[rt-users] Bad characters in names loaded from LDAP (AD)

Mon Oct 10 23:41:00 EDT 2016

On 10 Oct 2016, at 16:26, Jan Burian wrote:

> Hi all,
>
> we have RT 4.4.0 on CentOS 7 and Perl v5.22.1. And we are starting to
> use RT in production.
>
> We configured RT to authenticate users via LDAP
> (RT::Authen::ExternalAuth::LDAP). Our LDAP server is MS AD (Win 2008 
> R2).
[...]
> Authentication is working fine. Users can log in, if the user doesn't
> exist in RT the account is autocreated. All the configured attributes
> are transferred.

This is a strong sign that the LDAP part is working correctly. If the 
LDAP server (AD) and client (Perl's Net::LDAP module) are using 
mismatched encodings, it is likely to show up in authentication failures 
due to incompatible encodings of the same (logical) characters that 
8-bit encodings assign to byte values 0x80-0xff.
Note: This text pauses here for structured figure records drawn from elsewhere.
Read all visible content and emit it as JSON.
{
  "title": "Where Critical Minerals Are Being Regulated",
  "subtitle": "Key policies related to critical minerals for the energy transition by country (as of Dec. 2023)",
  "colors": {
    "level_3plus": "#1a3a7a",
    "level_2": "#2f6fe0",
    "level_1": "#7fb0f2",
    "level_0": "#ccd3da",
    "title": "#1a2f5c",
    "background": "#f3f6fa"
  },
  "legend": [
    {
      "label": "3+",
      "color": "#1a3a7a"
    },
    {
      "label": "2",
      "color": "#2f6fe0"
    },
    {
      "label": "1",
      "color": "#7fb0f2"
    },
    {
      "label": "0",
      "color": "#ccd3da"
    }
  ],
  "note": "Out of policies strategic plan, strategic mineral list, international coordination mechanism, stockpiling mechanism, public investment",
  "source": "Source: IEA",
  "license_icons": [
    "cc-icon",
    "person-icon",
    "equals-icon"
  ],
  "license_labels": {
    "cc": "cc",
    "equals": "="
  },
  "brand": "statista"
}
Fortunately, it is somewhere between arcane and impossible to make 
Net::LDAP use anything other than UTF-8. There's *probably* some way to 
make it do T.61 for ancient-history compatibility, but that's mostly 
pointless.

[...]
> We had similar problem with Moodle. When we configured Moodle against
> Active Directory and set cp1250 encoding, then it was doing exactly 
> same
> thing. After we changed encoding for LDAP connector to utf-8 then the
> names was
> corrected.

Which makes sense: LDAP v3 by default uses UTF-8 and you have a modern 
system with a mature LDAP client. I know of no way to configure a CentOS 
7/Perl 5.22 system such that the LDAP interaction with an AD LDAP server 
talking UTF-8 would be the source of this sort of encoding conflict. I'm 
mildly surprised that anything talking LDAPv3 can be made to use cp1250 
encoding, but I suppose Microsoft makes their own rules to go along with 
their own unique code pages.

[...]
> Also I red thath MS AD in LDAP protocol version 3 returns any string 
> to
> LDAP client in utf-8 encoding.
> I really don't know where could be a problem.

The most likely place is in your database. I'm guessing that you are 
using MySQL, which defaults to latin1 encoding. When you store a UTF-8 
string into a latin1 table, it breaks any multi-byte characters into 2 
or 3 characters, but the right bits are still there. This issue has come 
up a few times on this list over the past decade and I think Best 
Practical has documented how to safely convert a RT database with that 
sort of problem from latin1 to utf8. It is probably worth looking 
through their docs (possibly one of the UPGRADING* files?) and the RT 
Wiki for a solution. I expect it could be done with a binary dump of the 
database, altering of any latin1 tables to use utf8, and a re-import of 
the binary dump. I'm not enough of a MySQL expert to detail that process 
(I generally use Postgres where possible.)